I have been thinking a lot about President Obama. I have to admit that I was more surprised and excited than I expected to be at discovering his victory. No, I did not vote for him. I did not vote at all. And yes, I expect him to keep his promises and there are certain things, like his very vocal support of the state of Israel, that I cannot get behind.

That being said, I am still in a pleasant shock that this country elected an African-American man as president. And now that Barack Obama is president it is time not only for him to fulfill his promises, but for his supporters and for everyone in this country to be an ally to him.

Having a black man as president does not negate this country’s past, nor its current state. The truth is that this country would not be here if it were not for the slaves who built it. The truth is that James Byrd was dragged to his death merely for being African-American. The truth is that in Jena, Louisiana a white student was allowed to get away with blatant acts of racism while the six African-American students who defended themselves were accused of violence. The truth is that right now black voters are being held accountable for the passing of Proposition 8. Any person who claims that racism has ended is lying and ignoring the truth.
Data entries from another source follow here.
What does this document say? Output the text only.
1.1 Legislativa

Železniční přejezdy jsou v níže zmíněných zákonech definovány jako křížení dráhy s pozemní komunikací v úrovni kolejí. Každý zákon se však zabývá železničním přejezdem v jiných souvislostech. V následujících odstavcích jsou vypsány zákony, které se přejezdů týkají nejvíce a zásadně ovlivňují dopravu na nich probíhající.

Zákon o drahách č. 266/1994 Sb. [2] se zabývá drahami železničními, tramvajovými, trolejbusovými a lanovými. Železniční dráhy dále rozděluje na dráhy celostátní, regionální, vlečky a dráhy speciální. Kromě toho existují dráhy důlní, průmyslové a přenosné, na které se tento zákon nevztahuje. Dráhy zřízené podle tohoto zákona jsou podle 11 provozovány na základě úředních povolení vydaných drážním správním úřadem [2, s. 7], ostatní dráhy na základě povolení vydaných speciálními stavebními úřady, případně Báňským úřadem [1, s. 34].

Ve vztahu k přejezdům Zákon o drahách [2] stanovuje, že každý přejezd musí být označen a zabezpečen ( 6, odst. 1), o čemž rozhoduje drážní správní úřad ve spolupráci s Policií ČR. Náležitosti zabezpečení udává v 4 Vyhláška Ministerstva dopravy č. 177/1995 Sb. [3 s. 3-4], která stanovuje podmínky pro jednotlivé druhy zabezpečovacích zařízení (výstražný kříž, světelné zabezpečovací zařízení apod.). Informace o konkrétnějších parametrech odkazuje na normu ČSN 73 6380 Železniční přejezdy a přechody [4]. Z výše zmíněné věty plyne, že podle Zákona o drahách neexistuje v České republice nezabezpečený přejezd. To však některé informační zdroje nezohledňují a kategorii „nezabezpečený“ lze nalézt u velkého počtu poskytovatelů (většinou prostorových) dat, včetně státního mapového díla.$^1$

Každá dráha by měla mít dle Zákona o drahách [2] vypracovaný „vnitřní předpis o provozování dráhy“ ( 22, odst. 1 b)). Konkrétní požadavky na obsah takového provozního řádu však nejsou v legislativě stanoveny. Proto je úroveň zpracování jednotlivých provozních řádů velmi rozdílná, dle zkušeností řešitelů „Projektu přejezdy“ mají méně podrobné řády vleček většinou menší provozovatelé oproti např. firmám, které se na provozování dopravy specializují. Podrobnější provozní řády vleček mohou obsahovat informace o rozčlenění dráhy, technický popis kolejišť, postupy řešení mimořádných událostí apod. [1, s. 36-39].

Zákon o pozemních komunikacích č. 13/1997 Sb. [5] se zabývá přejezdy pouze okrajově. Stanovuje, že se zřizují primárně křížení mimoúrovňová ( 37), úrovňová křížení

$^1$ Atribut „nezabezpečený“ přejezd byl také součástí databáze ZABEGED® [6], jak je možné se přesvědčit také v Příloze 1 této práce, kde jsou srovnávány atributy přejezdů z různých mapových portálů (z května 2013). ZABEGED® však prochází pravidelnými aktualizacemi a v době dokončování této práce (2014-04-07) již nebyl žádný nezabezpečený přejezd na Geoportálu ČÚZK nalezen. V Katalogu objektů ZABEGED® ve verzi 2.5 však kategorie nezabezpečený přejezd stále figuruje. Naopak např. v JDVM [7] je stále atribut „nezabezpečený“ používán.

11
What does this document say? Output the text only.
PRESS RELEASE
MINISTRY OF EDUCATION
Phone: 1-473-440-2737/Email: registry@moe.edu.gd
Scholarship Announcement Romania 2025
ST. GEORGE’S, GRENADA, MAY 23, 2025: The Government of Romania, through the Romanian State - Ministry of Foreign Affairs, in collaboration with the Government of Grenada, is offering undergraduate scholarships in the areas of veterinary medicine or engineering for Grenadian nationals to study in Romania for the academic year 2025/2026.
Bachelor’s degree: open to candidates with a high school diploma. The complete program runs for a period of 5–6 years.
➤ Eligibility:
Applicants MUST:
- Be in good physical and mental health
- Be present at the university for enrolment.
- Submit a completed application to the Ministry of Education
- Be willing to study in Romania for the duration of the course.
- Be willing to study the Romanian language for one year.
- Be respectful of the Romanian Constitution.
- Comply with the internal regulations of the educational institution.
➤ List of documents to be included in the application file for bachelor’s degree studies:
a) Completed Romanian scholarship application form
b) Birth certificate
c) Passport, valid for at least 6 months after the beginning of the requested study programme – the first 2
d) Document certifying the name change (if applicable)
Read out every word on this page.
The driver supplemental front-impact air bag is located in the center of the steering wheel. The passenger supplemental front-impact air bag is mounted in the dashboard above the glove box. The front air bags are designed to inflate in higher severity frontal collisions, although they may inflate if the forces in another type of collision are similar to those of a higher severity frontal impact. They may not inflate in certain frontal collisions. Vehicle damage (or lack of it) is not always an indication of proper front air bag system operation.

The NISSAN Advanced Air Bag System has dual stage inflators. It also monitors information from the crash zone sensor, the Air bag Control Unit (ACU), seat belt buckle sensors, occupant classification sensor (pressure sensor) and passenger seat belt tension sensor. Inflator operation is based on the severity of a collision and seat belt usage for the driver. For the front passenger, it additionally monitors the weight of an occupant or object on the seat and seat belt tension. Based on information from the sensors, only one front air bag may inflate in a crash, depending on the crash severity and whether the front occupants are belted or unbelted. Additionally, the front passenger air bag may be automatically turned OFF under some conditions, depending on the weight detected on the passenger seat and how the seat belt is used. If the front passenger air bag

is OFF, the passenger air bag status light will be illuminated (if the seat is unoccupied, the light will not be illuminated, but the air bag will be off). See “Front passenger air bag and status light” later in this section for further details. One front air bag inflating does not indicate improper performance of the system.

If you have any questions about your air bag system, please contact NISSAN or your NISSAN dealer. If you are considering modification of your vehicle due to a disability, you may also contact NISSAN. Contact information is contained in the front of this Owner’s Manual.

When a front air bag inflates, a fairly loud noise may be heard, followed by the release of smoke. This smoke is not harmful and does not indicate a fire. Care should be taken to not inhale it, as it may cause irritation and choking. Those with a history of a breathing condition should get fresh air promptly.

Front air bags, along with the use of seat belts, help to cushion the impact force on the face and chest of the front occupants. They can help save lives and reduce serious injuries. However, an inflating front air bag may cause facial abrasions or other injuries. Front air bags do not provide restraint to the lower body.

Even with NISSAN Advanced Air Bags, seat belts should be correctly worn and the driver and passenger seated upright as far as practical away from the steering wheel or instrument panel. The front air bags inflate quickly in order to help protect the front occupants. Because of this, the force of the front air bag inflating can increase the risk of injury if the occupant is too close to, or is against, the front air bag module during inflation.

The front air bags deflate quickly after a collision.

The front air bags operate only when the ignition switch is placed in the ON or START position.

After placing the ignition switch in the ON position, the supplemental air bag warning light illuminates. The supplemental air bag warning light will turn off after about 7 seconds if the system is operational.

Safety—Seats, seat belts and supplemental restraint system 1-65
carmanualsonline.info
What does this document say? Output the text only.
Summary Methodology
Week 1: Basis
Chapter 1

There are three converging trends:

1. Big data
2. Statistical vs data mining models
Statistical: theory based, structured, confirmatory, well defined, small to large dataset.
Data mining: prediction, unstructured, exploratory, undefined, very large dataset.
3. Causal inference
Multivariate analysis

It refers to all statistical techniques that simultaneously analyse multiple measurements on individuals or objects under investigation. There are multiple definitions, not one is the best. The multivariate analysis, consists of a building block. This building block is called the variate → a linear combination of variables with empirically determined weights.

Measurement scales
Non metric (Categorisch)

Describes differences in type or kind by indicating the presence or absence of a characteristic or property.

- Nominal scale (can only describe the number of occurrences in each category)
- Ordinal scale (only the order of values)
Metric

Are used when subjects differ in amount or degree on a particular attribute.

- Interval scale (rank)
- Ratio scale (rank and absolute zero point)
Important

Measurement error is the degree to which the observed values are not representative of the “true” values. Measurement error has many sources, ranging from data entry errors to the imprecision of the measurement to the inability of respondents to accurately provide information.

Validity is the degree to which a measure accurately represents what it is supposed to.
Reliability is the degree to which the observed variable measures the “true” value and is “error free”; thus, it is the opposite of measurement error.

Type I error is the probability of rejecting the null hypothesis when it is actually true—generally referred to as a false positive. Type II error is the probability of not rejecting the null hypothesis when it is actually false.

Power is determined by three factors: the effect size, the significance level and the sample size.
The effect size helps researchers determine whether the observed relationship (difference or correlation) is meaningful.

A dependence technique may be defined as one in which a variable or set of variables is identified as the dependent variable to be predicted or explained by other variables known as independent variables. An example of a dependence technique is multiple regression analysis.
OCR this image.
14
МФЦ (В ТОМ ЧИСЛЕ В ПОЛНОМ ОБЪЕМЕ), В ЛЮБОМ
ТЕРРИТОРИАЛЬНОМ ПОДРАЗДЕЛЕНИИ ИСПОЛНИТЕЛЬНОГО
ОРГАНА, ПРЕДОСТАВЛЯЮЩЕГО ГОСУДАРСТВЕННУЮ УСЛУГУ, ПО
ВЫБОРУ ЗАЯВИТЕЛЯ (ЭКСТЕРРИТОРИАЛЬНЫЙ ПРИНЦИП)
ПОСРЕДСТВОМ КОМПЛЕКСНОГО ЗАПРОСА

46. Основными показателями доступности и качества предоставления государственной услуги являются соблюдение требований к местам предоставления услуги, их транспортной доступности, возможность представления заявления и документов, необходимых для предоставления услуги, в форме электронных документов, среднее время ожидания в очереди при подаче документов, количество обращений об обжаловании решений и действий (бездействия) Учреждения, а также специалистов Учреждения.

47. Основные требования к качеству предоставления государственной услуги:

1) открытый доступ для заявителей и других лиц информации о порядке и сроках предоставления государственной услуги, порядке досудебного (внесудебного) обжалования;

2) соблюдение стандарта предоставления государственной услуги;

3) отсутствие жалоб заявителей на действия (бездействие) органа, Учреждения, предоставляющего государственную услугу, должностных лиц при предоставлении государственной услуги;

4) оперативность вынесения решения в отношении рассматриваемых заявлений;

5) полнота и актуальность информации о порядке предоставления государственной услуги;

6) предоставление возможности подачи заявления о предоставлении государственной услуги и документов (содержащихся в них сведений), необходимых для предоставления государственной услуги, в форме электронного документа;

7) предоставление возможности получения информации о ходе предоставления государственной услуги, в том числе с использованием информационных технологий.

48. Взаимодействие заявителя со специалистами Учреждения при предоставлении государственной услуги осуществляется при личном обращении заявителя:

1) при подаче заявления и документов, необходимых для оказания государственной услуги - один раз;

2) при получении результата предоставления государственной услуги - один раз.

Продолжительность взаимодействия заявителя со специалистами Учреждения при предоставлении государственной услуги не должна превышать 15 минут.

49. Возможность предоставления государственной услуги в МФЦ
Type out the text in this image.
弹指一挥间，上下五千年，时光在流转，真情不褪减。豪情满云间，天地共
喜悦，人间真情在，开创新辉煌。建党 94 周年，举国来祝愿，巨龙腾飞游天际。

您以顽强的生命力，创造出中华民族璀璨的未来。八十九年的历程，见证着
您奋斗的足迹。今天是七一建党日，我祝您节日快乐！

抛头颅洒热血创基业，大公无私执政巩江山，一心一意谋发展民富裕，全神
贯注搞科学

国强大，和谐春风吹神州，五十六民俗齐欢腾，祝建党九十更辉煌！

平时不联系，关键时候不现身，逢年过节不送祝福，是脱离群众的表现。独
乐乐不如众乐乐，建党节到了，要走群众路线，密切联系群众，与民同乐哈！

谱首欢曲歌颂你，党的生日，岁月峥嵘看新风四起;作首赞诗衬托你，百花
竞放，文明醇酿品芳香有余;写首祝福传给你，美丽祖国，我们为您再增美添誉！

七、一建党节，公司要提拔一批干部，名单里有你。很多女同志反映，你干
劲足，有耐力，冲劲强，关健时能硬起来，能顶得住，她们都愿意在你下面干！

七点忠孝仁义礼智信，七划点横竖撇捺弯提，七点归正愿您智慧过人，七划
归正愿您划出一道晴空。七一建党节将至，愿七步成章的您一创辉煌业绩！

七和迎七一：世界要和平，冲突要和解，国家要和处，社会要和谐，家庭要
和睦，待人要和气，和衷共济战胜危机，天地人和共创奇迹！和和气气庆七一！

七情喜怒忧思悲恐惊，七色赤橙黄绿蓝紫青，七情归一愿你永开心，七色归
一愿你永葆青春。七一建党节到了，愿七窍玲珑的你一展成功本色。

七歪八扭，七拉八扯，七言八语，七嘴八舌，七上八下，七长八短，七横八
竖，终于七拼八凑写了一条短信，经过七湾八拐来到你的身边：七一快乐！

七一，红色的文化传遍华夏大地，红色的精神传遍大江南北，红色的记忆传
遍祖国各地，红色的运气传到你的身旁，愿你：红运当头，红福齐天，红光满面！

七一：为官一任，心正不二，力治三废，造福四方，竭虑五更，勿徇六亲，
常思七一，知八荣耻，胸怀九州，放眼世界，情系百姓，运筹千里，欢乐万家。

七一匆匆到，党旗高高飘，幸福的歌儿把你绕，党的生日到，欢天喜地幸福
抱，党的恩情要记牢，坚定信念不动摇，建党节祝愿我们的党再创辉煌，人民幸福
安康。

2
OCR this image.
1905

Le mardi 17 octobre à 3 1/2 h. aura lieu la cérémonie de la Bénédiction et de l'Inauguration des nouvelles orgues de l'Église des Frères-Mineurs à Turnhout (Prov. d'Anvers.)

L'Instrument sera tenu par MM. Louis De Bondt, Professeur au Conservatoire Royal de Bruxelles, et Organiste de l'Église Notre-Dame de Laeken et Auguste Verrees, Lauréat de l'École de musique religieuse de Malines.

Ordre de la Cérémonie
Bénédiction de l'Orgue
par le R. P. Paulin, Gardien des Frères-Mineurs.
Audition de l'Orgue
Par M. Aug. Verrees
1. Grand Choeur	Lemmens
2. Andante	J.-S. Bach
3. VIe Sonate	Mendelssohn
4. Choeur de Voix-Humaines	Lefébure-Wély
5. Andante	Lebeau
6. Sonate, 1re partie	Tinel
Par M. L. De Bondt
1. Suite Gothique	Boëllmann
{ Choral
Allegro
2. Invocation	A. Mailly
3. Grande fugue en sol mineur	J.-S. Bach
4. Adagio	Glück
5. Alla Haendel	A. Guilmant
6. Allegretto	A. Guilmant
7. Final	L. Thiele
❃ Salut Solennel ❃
The election of Barack Obama is an opportunity for all USers to come together as allies and work together to fight racism. We can open communication. We can bring about true change. While some may say this country was founded on freedom and equality, others note that it was also founded on genocide and enslavement. This is a chance for true democracy, for all of us to hold this country and ourselves accountable.

Now, this does not mean that we blindly follow our leader(s), in fact, we never should. After all, this country was also founded on revolution. This does not mean that President Obama should not be held accountable for his decisions either. But this also means that we need to really examine the media, politicians, and ourselves. How do we react to President Obama and his decisions? Perhaps Dave Chapelle’s skit “Black Bush” should be watched a few times by all of us.

When African-American men were given the right to vote they came together in their communities and decided as a community who to vote for. In my own Iranian and Muslim communities I have seen this same method. Voting is not an individual act (as is choosing to not vote) rather something done for a larger community. And so we as a country can learn from this. We can learn from the need that those people in marginalized communities have faced, the need for true democracy.

I expect great things from all of us.